Some believe that to give support, guidance or help without an expectation of reciprocity should not be defined as networking at all. Instead, some believe it’s the art of “relationship building,” a term, which more actually captures the hard work and complexity associated with building meaningful relationships with others. No matter how it’s defined, the act of building deep connections with others can alter how your life turns out.
So where should you start? It’s simple. Follow the Golden Rule – “Do unto others as you would have them do unto you.” Treating people right is about treating them how you would like to be treated.
We have all probably found ourselves in a situation where we could use the help and support of somebody far above our social or professional status. I’m sure if you think about it, you can undoubtedly remember a time when you reached out to that key person only to be turned away, or worse, ignored altogether. If you can consider how that felt, you can work to ensure that you never do that to anybody else. It’s all about following the Golden Rule.
So, let’s combine the Golden Rule with helping others without expectation. What does that look like?
Listen more. Talk less.
For you to understand what someone else may want or need, you must really listen to what he/she has to say.
Most people just want to pitch themselves or their ideas.
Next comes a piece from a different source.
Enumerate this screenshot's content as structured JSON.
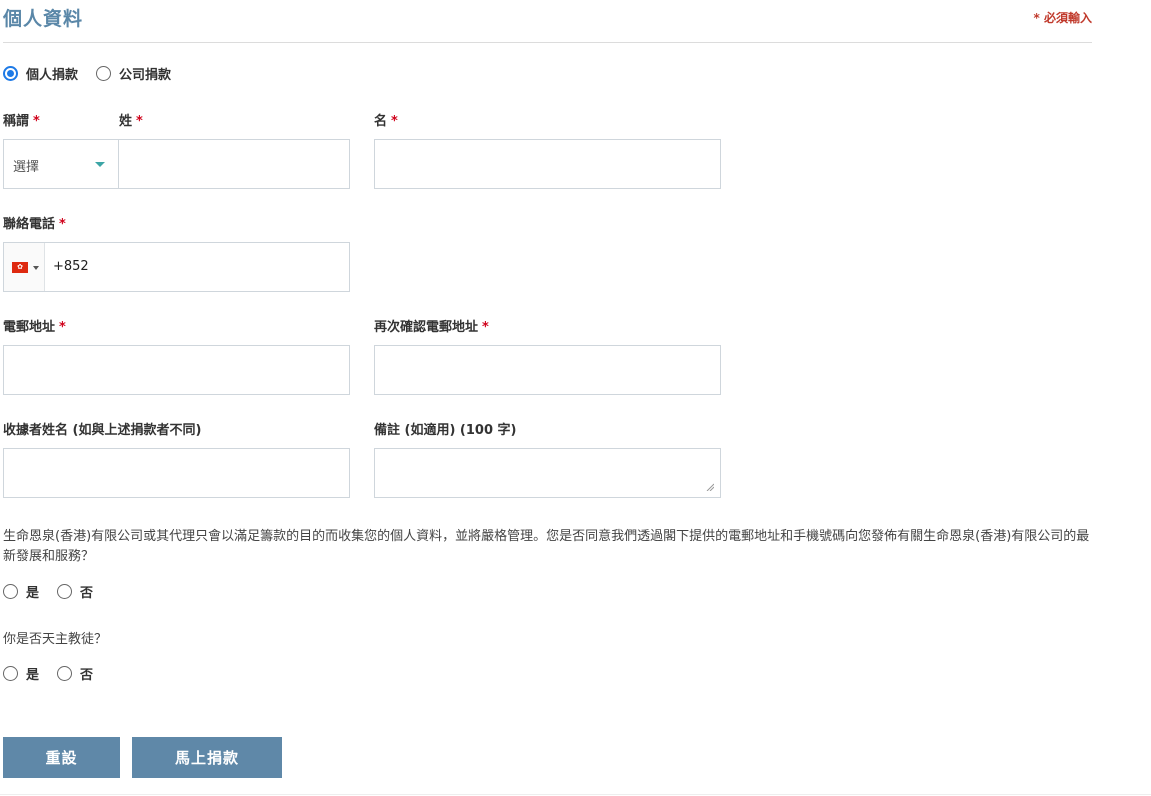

Don’t be that person. Building a real connection requires a genuine understanding of those you are trying to connect with. All people want to be heard, and by simply listening, you become a resource and an asset. Set yourself apart by really listening to what people have to say.
By listening to others, you will inevitably gain a deeper understanding of the challenges or obstacles, which people face. And then ask yourself – can you help them solve their problems? Are you in a position to help? If you can – then you probably should. And the key to this is to help without expectation.
Of course, you’ve got to strike a balance here too. You simply can’t spend all your time solving problems for others. You must discern how to help or support without taking things too far.
Send business to others. Expect nothing in return. This is a very powerful act of generosity and respect. It’s considered the highest compliment. People who do this are rarely forgotten and are often considered “super networkers.”
If you have the power to connect someone to a contact that he/she is trying to reach, try to make that happen. Of course, you need to use sound judgement when building this bridge. If making this connection is beneficial to all concerned, move forward without expectation.
Most of us have had the privilege of standing on the shoulders of those that have come before us. If we can all be that person for someone else, why wouldn’t we? Although the goal is to help without expectation, watch what happens in your life when you continue to give without expecting anything in return. It’s magic.